The molecular dynamics of HIV-1 is not only about identifying the molecular dynamic epidemiology, but it also involves identifying its influence in providing suitable therapy and vaccine15. The different immunological responses consider the need for a suitable therapy given according to the infected HIV-1 subtype or CRF16. In addition to therapy, HIV-1 genetics has emerged as the main challenge in developing a vaccine. Mutations that arise due to the HIV-1 evolution might be changing virus characteristics, including pathogenesis and antigenesis. Therefore, developing a vaccine based on the region’s most prevalent HIV-1 subtype or CRF may be more advantageous for eliciting an adequate immune response corresponding to the strain that will most likely cause infection5,15.

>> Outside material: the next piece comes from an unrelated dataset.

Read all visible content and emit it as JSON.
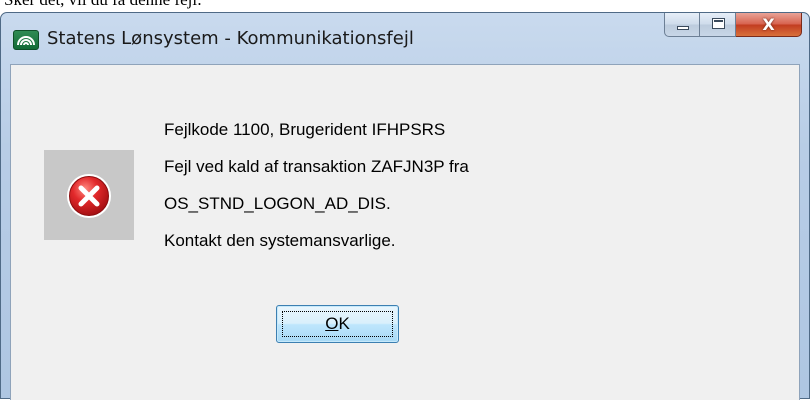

As a country with a high incidence of HIV-1 infection in Southeast Asia17, Indonesia may contribute to the spread of HIV to other Asian countries, particularly in the context of CRF01_AE viruses. Concern about its potential contribution has raised significantly. However, information on the evolution of dynamic transmission characteristic, spatial transmission, and temporal HIV-1 CRF01_AE in Indonesia is lacking. The lack of such information poses a significant challenge in effectively combating the HIV epidemic. Therefore, this study uses the phylogenetic approach to analyze the characteristic evolution, spatial transmission, and temporal transmission of HIV-1 CRF01_AE in Indonesia. This analysis was performed on sequences of nearly full-length HIV-1 CRF01_AE genomes obtained from HIV-1-infected individuals in multiple regions of Indonesia. This study can provide valuable information that is not only important for Indonesia but also has broader implications for controlling and preventing HIV-1 transmission in the wider Asian region.